Online Stochastic Matching, Poisson Arrivals, and the Natural Linear Program
In Proceedings of the 53rd Annual ACM SIGACT Symposium on Theory of Computing (STOC 2021), Rome, Italy (virtually), June 21-25, 2021
We study the online stochastic matching problem. Consider a bipartite graph with offline vertices on one side, and with i.i.d.online vertices on the other side. The offline vertices and the distribution of online vertices are known to the algorithm beforehand. The realization of the online vertices, however, is revealed one at a time, upon which the algorithm immediately decides how to match it. For maximizing the cardinality of the matching, we give a \(0.711\)-competitive online algorithm, which improves the best previous ratio of \(0.706\).

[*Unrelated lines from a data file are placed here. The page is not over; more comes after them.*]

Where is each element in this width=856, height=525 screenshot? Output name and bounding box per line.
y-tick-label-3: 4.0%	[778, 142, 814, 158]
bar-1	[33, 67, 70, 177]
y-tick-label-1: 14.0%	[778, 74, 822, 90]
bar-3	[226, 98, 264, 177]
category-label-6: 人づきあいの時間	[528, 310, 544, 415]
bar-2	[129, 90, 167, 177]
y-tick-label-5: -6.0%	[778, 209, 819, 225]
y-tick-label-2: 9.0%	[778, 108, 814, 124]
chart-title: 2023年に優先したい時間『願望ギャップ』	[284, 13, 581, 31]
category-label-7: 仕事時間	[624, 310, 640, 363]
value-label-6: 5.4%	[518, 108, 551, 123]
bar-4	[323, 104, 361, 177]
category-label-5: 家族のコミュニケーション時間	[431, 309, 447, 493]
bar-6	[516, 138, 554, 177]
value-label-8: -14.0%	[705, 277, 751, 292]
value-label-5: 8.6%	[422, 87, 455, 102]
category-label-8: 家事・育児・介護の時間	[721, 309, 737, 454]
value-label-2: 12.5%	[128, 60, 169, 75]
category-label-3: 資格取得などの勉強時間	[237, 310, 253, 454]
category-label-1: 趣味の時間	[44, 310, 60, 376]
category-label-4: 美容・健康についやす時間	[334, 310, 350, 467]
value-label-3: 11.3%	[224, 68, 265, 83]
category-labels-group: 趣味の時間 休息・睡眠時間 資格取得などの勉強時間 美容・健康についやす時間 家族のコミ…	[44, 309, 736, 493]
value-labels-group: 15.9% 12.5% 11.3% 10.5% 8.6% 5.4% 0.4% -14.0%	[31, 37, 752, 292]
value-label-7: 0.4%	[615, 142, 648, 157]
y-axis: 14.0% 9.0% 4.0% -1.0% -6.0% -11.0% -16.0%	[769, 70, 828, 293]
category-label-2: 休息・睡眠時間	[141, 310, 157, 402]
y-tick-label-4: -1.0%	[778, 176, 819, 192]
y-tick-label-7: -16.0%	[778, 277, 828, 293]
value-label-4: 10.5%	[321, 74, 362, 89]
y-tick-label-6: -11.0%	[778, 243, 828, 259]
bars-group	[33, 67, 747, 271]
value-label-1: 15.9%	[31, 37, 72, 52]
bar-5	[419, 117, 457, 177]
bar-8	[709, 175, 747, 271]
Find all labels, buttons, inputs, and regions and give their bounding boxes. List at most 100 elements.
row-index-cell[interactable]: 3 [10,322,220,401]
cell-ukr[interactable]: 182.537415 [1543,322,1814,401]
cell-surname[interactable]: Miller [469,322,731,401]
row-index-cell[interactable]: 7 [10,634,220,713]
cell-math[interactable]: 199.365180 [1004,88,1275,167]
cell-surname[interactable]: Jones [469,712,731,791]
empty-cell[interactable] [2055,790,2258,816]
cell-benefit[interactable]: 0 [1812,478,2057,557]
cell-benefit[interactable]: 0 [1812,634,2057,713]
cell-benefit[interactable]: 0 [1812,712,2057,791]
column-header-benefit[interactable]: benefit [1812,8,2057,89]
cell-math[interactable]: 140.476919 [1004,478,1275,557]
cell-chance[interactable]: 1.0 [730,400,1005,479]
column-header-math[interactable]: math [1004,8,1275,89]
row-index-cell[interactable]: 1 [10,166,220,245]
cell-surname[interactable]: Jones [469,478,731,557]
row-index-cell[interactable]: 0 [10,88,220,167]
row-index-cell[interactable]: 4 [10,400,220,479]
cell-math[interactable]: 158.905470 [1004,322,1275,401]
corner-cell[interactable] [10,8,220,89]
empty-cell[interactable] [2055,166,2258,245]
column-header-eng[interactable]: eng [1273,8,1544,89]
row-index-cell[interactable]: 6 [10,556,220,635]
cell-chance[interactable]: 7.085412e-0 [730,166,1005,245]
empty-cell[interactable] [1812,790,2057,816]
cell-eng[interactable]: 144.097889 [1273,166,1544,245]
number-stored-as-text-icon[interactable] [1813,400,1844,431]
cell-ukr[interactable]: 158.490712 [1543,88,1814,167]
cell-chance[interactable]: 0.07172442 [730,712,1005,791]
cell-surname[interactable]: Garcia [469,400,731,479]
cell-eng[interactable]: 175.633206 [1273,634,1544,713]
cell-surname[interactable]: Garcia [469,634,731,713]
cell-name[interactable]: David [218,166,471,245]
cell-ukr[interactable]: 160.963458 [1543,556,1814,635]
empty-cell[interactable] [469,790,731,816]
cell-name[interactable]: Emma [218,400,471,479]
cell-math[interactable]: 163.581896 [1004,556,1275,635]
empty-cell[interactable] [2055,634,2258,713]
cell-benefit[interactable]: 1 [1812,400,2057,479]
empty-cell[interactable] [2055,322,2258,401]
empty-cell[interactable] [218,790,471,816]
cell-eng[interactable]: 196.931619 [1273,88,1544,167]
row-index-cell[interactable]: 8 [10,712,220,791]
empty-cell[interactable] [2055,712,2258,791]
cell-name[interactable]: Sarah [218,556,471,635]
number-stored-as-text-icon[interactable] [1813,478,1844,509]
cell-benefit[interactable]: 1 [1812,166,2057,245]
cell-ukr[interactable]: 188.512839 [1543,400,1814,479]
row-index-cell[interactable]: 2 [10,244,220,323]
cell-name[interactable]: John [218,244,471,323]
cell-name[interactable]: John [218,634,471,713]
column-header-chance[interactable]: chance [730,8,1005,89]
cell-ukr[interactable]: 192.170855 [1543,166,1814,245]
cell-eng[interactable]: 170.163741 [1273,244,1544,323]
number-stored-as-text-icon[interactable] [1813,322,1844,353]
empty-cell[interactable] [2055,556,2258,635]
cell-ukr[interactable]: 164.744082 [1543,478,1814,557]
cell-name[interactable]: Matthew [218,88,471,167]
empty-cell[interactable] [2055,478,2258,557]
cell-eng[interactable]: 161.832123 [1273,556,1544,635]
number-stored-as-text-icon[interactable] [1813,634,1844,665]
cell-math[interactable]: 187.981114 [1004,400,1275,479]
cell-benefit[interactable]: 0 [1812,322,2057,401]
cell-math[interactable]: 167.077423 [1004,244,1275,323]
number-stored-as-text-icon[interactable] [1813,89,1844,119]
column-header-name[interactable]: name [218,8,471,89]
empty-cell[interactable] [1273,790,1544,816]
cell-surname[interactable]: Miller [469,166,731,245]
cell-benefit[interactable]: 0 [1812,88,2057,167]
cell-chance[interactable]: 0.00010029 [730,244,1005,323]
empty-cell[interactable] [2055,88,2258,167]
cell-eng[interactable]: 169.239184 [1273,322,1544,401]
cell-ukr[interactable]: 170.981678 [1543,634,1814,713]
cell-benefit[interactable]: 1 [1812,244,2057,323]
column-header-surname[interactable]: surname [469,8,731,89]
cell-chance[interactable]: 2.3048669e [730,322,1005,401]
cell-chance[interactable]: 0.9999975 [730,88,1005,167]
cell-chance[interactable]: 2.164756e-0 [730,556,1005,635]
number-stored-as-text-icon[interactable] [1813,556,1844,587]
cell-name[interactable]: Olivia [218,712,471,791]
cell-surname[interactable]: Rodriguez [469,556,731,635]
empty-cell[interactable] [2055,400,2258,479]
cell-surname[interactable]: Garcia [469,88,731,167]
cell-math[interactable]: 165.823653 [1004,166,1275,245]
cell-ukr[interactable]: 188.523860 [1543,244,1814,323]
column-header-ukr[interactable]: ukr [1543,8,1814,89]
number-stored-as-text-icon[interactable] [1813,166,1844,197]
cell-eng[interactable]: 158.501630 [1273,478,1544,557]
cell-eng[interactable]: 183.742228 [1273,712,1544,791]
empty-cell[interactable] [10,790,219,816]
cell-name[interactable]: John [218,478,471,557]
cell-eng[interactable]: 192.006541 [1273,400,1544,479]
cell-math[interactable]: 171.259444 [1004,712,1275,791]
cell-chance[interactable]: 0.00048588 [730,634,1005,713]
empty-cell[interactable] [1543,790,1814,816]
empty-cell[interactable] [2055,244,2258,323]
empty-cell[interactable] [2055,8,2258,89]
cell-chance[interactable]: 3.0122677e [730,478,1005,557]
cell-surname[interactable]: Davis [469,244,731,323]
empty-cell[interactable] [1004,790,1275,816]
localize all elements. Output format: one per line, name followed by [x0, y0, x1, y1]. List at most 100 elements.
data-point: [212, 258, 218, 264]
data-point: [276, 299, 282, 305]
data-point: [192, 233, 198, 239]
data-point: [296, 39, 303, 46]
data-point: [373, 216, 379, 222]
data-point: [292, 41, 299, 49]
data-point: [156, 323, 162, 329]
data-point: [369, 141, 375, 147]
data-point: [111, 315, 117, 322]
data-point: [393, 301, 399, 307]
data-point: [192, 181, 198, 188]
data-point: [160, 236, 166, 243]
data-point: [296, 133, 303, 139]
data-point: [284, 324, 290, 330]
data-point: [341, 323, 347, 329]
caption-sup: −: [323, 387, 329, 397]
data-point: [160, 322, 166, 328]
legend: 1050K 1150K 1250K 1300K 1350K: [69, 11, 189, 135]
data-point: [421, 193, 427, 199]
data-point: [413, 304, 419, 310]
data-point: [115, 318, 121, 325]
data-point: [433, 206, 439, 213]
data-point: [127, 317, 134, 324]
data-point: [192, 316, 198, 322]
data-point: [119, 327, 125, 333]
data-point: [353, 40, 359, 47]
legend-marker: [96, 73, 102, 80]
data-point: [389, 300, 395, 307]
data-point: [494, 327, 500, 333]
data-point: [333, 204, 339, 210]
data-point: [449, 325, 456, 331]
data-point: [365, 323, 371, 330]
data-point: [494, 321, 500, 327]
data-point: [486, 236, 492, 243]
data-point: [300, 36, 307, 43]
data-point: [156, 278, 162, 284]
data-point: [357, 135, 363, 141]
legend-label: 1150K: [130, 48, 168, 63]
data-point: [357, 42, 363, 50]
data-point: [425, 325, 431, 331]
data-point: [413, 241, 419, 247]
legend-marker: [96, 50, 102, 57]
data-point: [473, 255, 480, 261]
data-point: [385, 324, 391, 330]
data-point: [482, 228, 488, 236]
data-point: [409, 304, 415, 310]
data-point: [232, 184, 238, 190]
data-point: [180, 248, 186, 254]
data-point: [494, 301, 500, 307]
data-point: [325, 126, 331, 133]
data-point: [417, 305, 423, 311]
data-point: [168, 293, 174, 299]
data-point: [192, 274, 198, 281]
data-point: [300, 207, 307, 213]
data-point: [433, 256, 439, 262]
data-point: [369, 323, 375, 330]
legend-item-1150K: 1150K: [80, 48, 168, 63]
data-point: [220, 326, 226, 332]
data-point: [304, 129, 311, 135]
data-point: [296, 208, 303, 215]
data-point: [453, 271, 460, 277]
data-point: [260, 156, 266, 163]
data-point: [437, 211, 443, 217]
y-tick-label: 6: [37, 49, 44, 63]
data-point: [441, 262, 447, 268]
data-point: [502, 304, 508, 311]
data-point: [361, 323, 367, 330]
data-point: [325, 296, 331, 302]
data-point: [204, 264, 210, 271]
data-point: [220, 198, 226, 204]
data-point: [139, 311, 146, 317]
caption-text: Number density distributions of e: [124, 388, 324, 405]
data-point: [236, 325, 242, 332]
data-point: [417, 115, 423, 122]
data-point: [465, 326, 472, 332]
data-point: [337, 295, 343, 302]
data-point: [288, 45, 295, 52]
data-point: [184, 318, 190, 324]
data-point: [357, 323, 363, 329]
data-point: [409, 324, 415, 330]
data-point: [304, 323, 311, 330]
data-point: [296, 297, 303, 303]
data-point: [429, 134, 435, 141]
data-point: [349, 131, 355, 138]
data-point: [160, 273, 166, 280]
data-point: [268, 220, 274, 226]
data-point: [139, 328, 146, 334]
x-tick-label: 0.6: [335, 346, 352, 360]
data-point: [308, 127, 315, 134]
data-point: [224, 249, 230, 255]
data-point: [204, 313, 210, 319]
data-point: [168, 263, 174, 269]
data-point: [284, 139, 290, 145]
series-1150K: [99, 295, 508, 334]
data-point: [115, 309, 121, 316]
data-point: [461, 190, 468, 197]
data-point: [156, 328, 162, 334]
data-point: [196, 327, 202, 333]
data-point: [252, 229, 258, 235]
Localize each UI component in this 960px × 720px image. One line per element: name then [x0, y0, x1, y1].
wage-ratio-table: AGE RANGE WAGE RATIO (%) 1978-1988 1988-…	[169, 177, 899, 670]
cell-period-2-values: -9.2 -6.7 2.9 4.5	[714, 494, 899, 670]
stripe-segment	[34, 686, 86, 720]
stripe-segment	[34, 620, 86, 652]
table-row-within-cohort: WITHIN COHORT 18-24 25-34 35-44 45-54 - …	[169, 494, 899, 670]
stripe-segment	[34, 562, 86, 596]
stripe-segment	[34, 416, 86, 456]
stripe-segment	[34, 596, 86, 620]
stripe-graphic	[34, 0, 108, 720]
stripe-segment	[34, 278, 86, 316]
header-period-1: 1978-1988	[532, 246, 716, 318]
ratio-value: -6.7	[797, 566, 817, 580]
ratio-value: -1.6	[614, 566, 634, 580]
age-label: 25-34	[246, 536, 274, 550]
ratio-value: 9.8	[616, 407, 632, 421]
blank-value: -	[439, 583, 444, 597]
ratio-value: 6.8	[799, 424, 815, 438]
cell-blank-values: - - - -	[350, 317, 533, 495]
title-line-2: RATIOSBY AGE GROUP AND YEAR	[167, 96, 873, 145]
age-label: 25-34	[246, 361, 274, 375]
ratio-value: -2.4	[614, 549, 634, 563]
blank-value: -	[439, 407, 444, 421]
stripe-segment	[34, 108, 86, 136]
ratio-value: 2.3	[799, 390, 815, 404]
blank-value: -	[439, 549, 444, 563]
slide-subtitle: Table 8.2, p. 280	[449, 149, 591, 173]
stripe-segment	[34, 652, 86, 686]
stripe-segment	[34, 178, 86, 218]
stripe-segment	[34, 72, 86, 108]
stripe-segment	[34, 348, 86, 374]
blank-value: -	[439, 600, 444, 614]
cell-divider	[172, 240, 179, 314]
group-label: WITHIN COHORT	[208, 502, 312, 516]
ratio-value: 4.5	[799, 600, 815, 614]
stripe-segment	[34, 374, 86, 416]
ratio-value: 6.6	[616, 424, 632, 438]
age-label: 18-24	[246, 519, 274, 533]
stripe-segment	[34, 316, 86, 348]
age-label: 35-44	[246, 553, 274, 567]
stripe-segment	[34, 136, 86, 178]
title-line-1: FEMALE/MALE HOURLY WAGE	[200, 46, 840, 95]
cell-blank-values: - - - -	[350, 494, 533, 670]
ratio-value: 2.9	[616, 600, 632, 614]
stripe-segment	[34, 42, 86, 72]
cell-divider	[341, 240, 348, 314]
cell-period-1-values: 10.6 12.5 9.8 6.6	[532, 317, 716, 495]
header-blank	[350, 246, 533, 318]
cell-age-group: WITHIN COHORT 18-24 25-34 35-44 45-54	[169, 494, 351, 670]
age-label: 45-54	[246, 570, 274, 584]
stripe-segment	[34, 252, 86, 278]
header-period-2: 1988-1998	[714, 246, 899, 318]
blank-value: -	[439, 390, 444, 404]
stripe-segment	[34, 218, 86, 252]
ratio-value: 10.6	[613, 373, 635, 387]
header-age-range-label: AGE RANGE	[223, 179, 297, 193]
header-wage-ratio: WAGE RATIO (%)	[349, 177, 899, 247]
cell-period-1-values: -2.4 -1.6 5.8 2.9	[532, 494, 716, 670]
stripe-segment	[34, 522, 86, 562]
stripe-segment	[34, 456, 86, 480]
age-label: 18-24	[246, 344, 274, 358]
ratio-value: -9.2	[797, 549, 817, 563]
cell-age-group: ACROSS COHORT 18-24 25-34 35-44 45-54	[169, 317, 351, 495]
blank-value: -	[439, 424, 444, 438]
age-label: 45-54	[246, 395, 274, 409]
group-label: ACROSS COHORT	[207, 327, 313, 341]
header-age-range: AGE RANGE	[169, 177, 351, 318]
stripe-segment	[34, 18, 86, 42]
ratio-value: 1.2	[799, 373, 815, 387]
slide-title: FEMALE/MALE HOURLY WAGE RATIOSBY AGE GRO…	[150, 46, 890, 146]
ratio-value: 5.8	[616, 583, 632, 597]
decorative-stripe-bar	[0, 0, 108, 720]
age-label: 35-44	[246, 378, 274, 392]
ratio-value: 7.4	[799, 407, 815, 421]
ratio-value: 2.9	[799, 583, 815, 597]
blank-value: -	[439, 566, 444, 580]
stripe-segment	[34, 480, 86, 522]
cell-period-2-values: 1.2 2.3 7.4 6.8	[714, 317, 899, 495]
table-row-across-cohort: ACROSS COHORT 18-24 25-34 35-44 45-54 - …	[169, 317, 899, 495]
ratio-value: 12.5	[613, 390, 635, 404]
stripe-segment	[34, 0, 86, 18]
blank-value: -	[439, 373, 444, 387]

When the offline vertices are weighted, we introduce a \(0.7009\)-competitive online algorithm for maximizing the total weight of the matched offline vertices, which improves the best previous ratio of \(0.662\). Conceptually, we find that the analysis of online algorithms simplifies if the online vertices follow a Poisson process, and establish an approximate equivalence between this Poisson arrival model and online stochstic matching. Technically, we propose a natural linear program for the Poisson arrival model, and demonstrate how to exploit its structure by introducing a converse of Jensen’s inequality. Moreover, we design an algorithmic amortization to replace the analytic one in previous work, and as a result get the first vertex-weighted online stochastic matching algorithm that improves the results in the weaker random arrival model.